Whylast picture I love them want more

lovelesscynic said...

well, the last picture of the Forbidden City anyway, not the last picture ever. Don't worry, there are plenty more where that came from.

Magniloquence said...

Nice passage! And a good point, too.

Somehow, that makes me think of all the discourse that's going on around SiCKO in the mainstream femisphere. I don't know why, exactly... I guess just that the whole 'American Exceptionalism' thing carries over even (especially, as Belledame points out) into areas in which we know we've been screwed. People sit around kicking and screaming that it can't possibly work for us, because we're so big and so independent (and if it was so good, we'd've done it already, clearly... so there must be something wrong with it) ... and besides, we have much better healthcare in the "right tail", so we're better, got it? If you need a hyperexpensivesupercomplicated procedure that only two surgeons in the world know, there's a good chance they practice here. Aren't you proud of us?

Ahem. But of course, the colonialist thought goes farther than that... after all, it's not just about making ourselves feel good, it's about making ourselves feel good by making other people's lives worse. Because freedom means acting just like westerners, and if we have to prevent half of your population from recieving life-saving medical care to make a point that your cultural practices are bad, so be it. You'll thank us for it later.

*rolls eyes*

(On a really tangential note, what is it with people naming things "Colonial" like it's a good thing? I keep seeing cars purchased from Colonial Honda... and Googling to try to find it turned up way more hits than I was expecting. Apparently it's a popular naming scheme. Same with "Imperial," though that's usually because the city/area/street is named Imperial, rather than that they're trying to evoke it as a cool thing that makes you want to buy cars.)

Anonymous said...

just a couple thoughts i had reading your post

it would certainly make sense for Americans to feel that superiority is intrinsic rather than artificially created from the looting of other people's resources. What is interesting to me is that the underlying moral groundwork hasn't been removed -- that is the definitions of what things are humane and what things are not have not been changed. Hence the requirement for a grand justification scheme. We have step away from being just ethnocentric, to ethnocentric with a mission.

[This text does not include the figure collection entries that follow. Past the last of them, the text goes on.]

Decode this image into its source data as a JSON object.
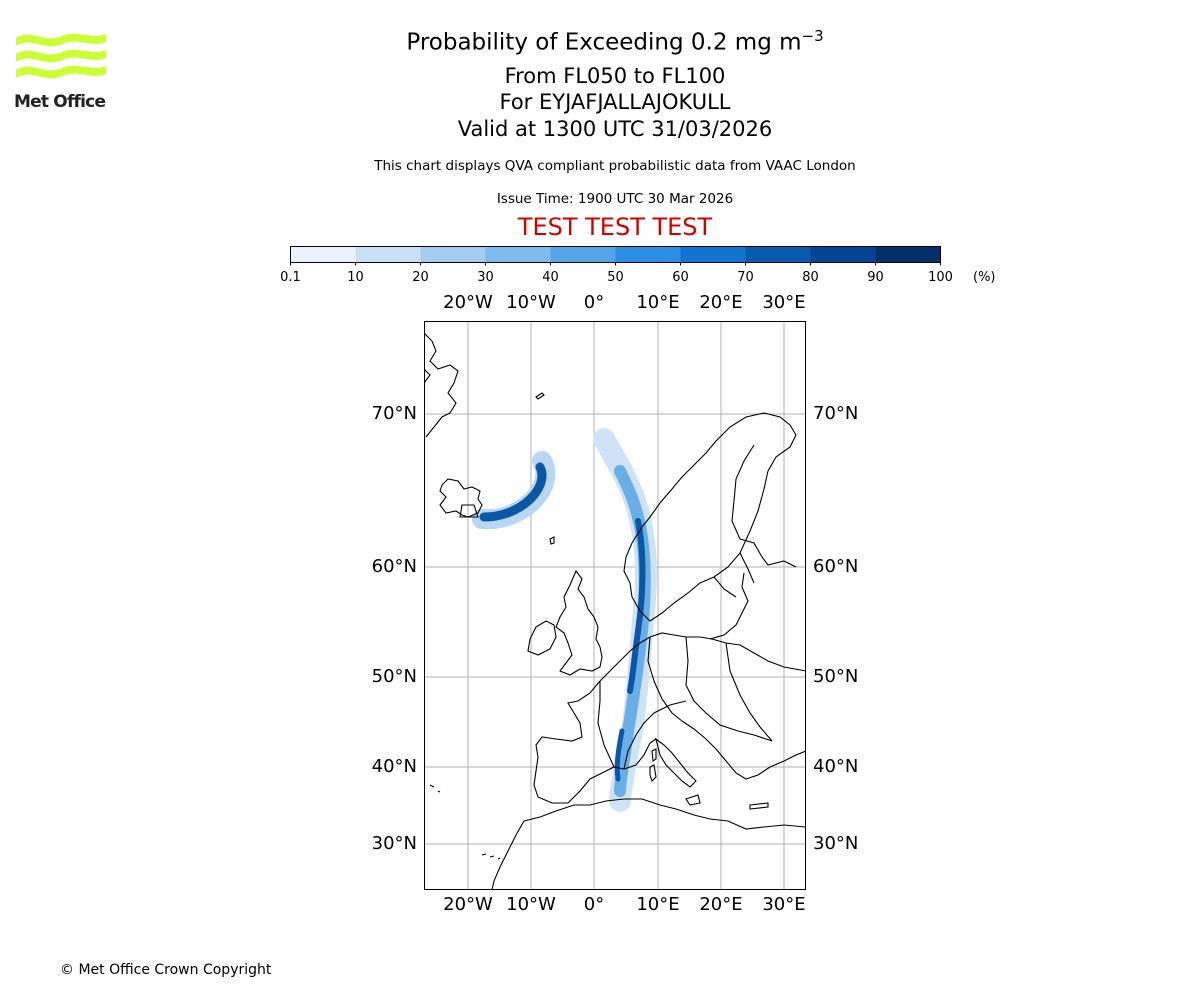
{
  "logo": {
    "text": "Met Office",
    "color": "#ccff33"
  },
  "titles": {
    "main_prefix": "Probability of Exceeding 0.2 mg m",
    "main_exponent": "−3",
    "levels": "From FL050 to FL100",
    "volcano": "For EYJAFJALLAJOKULL",
    "valid": "Valid at 1300 UTC 31/03/2026",
    "source_note": "This chart displays QVA compliant probabilistic data from VAAC London",
    "issue_time": "Issue Time: 1900 UTC 30 Mar 2026",
    "test_banner": "TEST TEST TEST"
  },
  "colorbar": {
    "ticks": [
      "0.1",
      "10",
      "20",
      "30",
      "40",
      "50",
      "60",
      "70",
      "80",
      "90",
      "100"
    ],
    "unit": "(%)",
    "colors": [
      "#eaf2fb",
      "#c8e0f6",
      "#a5cdf2",
      "#7dbaee",
      "#54a4ea",
      "#2b8de4",
      "#1274d1",
      "#065bb1",
      "#054492",
      "#032f6b"
    ]
  },
  "map": {
    "lon_labels": [
      "20°W",
      "10°W",
      "0°",
      "10°E",
      "20°E",
      "30°E"
    ],
    "lat_labels_left": [
      "70°N",
      "60°N",
      "50°N",
      "40°N",
      "30°N"
    ],
    "lat_labels_right": [
      "70°N",
      "60°N",
      "50°N",
      "40°N",
      "30°N"
    ],
    "plume_color": "#0a57a8",
    "coast_color": "#000000",
    "grid_color": "#b0b0b0"
  },
  "footer": {
    "copyright": "© Met Office Crown Copyright"
  }
}
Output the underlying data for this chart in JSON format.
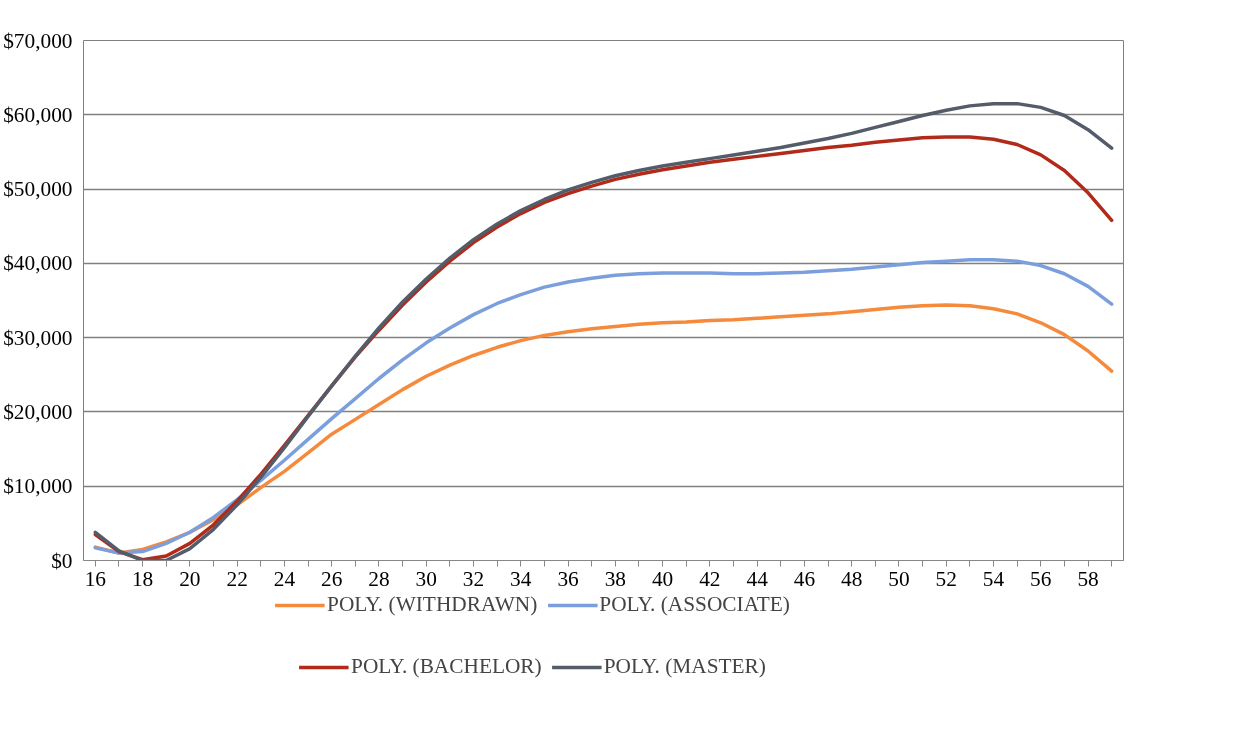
{
  "chart_data": {
    "type": "line",
    "categories": [
      "16",
      null,
      "18",
      null,
      "20",
      null,
      "22",
      null,
      "24",
      null,
      "26",
      null,
      "28",
      null,
      "30",
      null,
      "32",
      null,
      "34",
      null,
      "36",
      null,
      "38",
      null,
      "40",
      null,
      "42",
      null,
      "44",
      null,
      "46",
      null,
      "48",
      null,
      "50",
      null,
      "52",
      null,
      "54",
      null,
      "56",
      null,
      "58",
      null
    ],
    "ylim": [
      0,
      70000
    ],
    "yticks": [
      {
        "value": 0,
        "label": "$0"
      },
      {
        "value": 10000,
        "label": "$10,000"
      },
      {
        "value": 20000,
        "label": "$20,000"
      },
      {
        "value": 30000,
        "label": "$30,000"
      },
      {
        "value": 40000,
        "label": "$40,000"
      },
      {
        "value": 50000,
        "label": "$50,000"
      },
      {
        "value": 60000,
        "label": "$60,000"
      },
      {
        "value": 70000,
        "label": "$70,000"
      }
    ],
    "grid": "y",
    "legend": "bottom",
    "marker": "none",
    "line_style": "solid",
    "series": [
      {
        "name": "POLY. (WITHDRAWN)",
        "color": "#f58a3c",
        "values": [
          1800,
          1000,
          1500,
          2500,
          3800,
          5500,
          7500,
          9800,
          12000,
          14500,
          17000,
          19000,
          21000,
          23000,
          24800,
          26300,
          27600,
          28700,
          29600,
          30300,
          30800,
          31200,
          31500,
          31800,
          32000,
          32100,
          32300,
          32400,
          32600,
          32800,
          33000,
          33200,
          33500,
          33800,
          34100,
          34300,
          34400,
          34300,
          33900,
          33200,
          32000,
          30400,
          28200,
          25500
        ]
      },
      {
        "name": "POLY. (ASSOCIATE)",
        "color": "#7b9fdc",
        "values": [
          1700,
          1000,
          1200,
          2300,
          3800,
          5800,
          8200,
          10800,
          13500,
          16300,
          19100,
          21800,
          24500,
          27000,
          29300,
          31300,
          33100,
          34600,
          35800,
          36800,
          37500,
          38000,
          38400,
          38600,
          38700,
          38700,
          38700,
          38600,
          38600,
          38700,
          38800,
          39000,
          39200,
          39500,
          39800,
          40100,
          40300,
          40500,
          40500,
          40300,
          39700,
          38600,
          36900,
          34500
        ]
      },
      {
        "name": "POLY. (BACHELOR)",
        "color": "#b22a1a",
        "values": [
          3500,
          1200,
          100,
          600,
          2300,
          4800,
          8000,
          11600,
          15500,
          19500,
          23500,
          27400,
          31000,
          34400,
          37500,
          40300,
          42800,
          44900,
          46700,
          48200,
          49400,
          50400,
          51300,
          52000,
          52600,
          53100,
          53600,
          54000,
          54400,
          54800,
          55200,
          55600,
          55900,
          56300,
          56600,
          56900,
          57000,
          57000,
          56700,
          56000,
          54600,
          52500,
          49500,
          45800
        ]
      },
      {
        "name": "POLY. (MASTER)",
        "color": "#545c6a",
        "values": [
          3800,
          1300,
          0,
          0,
          1600,
          4200,
          7500,
          11200,
          15200,
          19400,
          23500,
          27500,
          31300,
          34800,
          37900,
          40700,
          43200,
          45300,
          47100,
          48600,
          49900,
          50900,
          51800,
          52500,
          53100,
          53600,
          54100,
          54600,
          55100,
          55600,
          56200,
          56800,
          57500,
          58300,
          59100,
          59900,
          60600,
          61200,
          61500,
          61500,
          61000,
          59900,
          58000,
          55500
        ]
      }
    ]
  }
}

But, as magniloquence already pointed out, the vast majority of the advantage we take from other nations goes undetected. These issues only seem to threaten our nation-identity when actual force must be used against those we oppress. In the meantime, our industrial machinery runs quietly and powerfully underneath our feet.


Michelle

lovelesscynic said...

Mag, please start blogging again, you always managed to synthesize everything, all the shakeups and discussions so nicely and neatly, with meticulous linking, so lazy jerks like me could follow them.

You make an interesting point about the Colonial Honda, and the Imperial Honda. Salman Rushdie had a really awesome essay about Colonial Chic/Nostalgia for Empire, and despite our supposedly changed perspectives about imperialism, there is a certain glamor that is associated with the imperial period. And the car names are designed as you say, to reflect that.

Michelle, it's true as you say. And you put it very well I think, our debts to other nations are covered up in our national consciousness. Manifest Destiny is still alive and well in America.